Déjelos jugar sin presión: concédales y concédase ese tiempo que en enero se sintoniza con su ocio y mírelos sin intervenir demasiado.
“En las playas de todos los mundos se reúnen los niños. Rueda la tempestad por el cielo sin caminos, los barcos naufragan en el mar sin rutas, anda suelta la muerte, y los niños juegan”. Vienen bien estos versos de Rabindranath Tagore para estos días de ocio, cuando tantos niños estrenan juguetes innecesarios y carísimos y otros echan mano de lo que pueden, porque jugar no cuesta nada y, aparte de imaginación, nada requiere, ni siquiera otras personas. ¿Quién no recuerda, acaso, aquel primer placer solitario de la infancia que era hablar con tantas voces y ser a la vez tantas personas?
“Hacen casitas de arena y juegan con las conchas vacías. Su barco es una hoja seca que botan, sonriendo, en la vasta profundidad”, vuelvo a citar el poema de Tagore en este primer lunes del año, por si usted está leyendo al lado de un niño o una niña y no es consciente del milagro: por si no tiene claro que lo más importante de la vida de otro ser humano –su vida emocional, su vida intelectual, su vida imaginaria– se “está jugando” en esa vocecita que conjuga el pretérito imperfecto para decir “digábamos que este palo era un caballo”...
En esos reinos del Nunca Jamás que escapan a la supervisión adulta y que son el patrimonio inmaterial de todas las infancias se ubica lo que el psiquiatra Winnicott llamó “la zona intermedia”: aquel lugar donde la realidad interna y la exterior se encuentran y en la que se refugian los niños durante largas temporadas a explorar el mundo de la mente.
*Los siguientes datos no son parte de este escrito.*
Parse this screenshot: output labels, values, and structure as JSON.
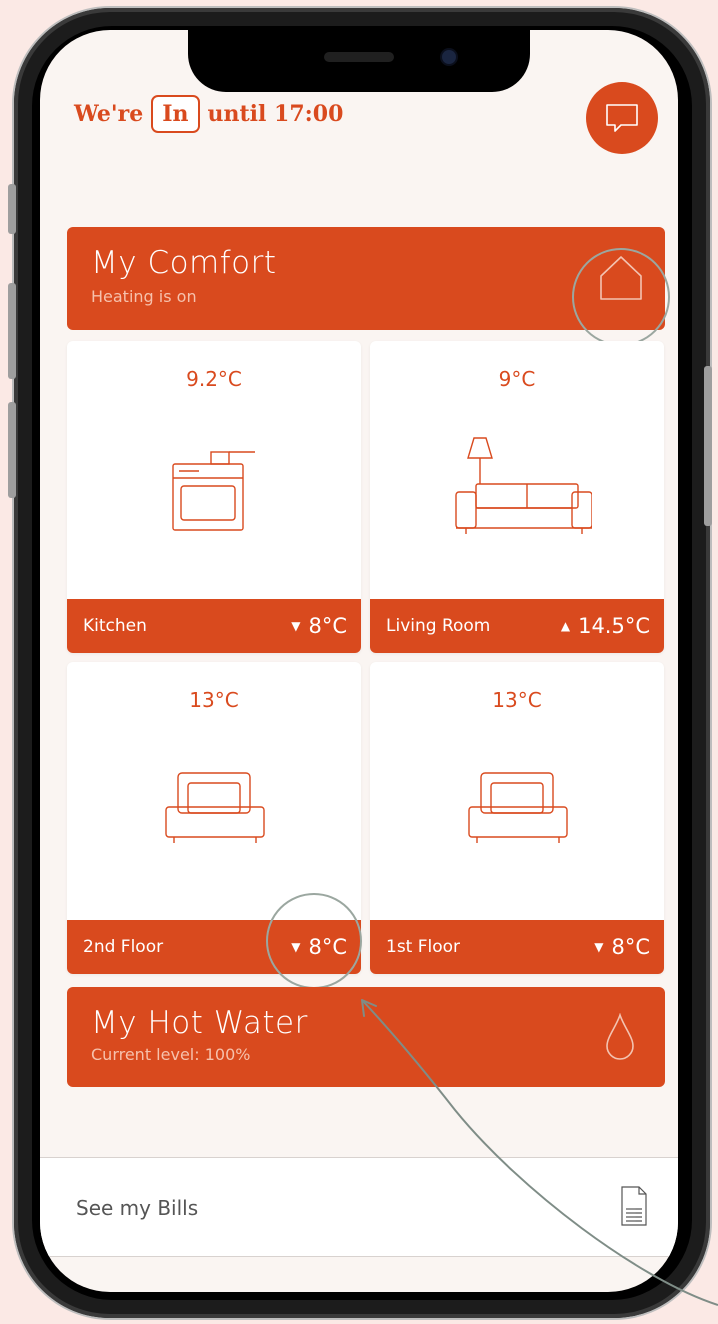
{
  "status": {
    "prefix": "We're",
    "state": "In",
    "suffix": "until 17:00"
  },
  "comfort": {
    "title": "My Comfort",
    "subtitle": "Heating is on"
  },
  "rooms": [
    {
      "name": "Kitchen",
      "current_temp": "9.2°C",
      "setpoint": "8°C",
      "direction": "down",
      "icon": "oven-icon"
    },
    {
      "name": "Living Room",
      "current_temp": "9°C",
      "setpoint": "14.5°C",
      "direction": "up",
      "icon": "sofa-icon"
    },
    {
      "name": "2nd Floor",
      "current_temp": "13°C",
      "setpoint": "8°C",
      "direction": "down",
      "icon": "bed-icon"
    },
    {
      "name": "1st Floor",
      "current_temp": "13°C",
      "setpoint": "8°C",
      "direction": "down",
      "icon": "bed-icon"
    }
  ],
  "arrows": {
    "up": "▲",
    "down": "▼"
  },
  "hot_water": {
    "title": "My Hot Water",
    "subtitle": "Current level: 100%"
  },
  "bills": {
    "label": "See my Bills"
  },
  "colors": {
    "accent": "#d94a1e",
    "background": "#faf5f2",
    "page_background": "#fbe9e5"
  }
}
Bastan una sábana vieja que puede hacer de techo de la casa imaginaria y unas tacitas de mentira en las que humea un chocolate invisible, para recrear esa marca fundacional de nuestra especie: la necesidad de rebobinar la vida de otra forma y de convertir lo tangible en símbolo para operar con lo invisible.
No hay nada más serio que el juego de los niños y es ese mismo “hacer de cuenta” que inauguramos en la infancia el que luego nos impulsa a crear una novela, una obra de teatro, una sinfonía, un puente colgante, una nave espacial o un invento tan fantástico como internet. Ese “digábamos”, que es el germen de toda creación, debería constituirse en el alfabeto básico de todas las escuelas y la imaginación debería ser considerada la “competencia” esencial para habitar este mundo en el cual los conocimientos se desactualizan a la misma velocidad con la que el último modelo de celular se vuelve obsoleto.
¿Cómo educar a estas generaciones 2015 para un mundo que nosotros, sus padres, sus abuelos y sus maestros, no alcanzamos a vislumbrar ni en sueños; para desempeñar oficios que aún no se han inventado y que ni siquiera imaginamos? Sin duda, el problema no está en los contenidos, sino en los movimientos que les propongamos a esas mentes: en la familiaridad para operar con símbolos conocidos o por conocer, en la generación incesante de preguntas, en la curiosidad y en la experiencia de inventar y transformar. Por eso, en esos castillos de arena que se construyen y se derrumban mientras usted lee esta columna, se erige El Reino de la Posibilidad, donde los niños construyen los cimientos de su casa imaginaria e inventan su propia vida.
Déjelos jugar sin presión: concédales y concédase ese tiempo que en enero se sintoniza con su ocio y mírelos sin intervenir demasiado, a menos que lo inviten a hacer de cuenta que usted era otro. Entonces, despójese de esas ideas utilitarias de “aprender jugando” y limítese a practicar el estribillo de aquella canción de todas las infancias: “que sepa abrir la puerta para ir a jugar”.
Es ese saber el único que basta, y usted lo sabe, porque viene de su infancia. Que sepa abrir la puerta para ir a jugar es mi deseo. ¿Qué mejor forma para empezar un año nuevo, en un milenio ya no tan nuevo?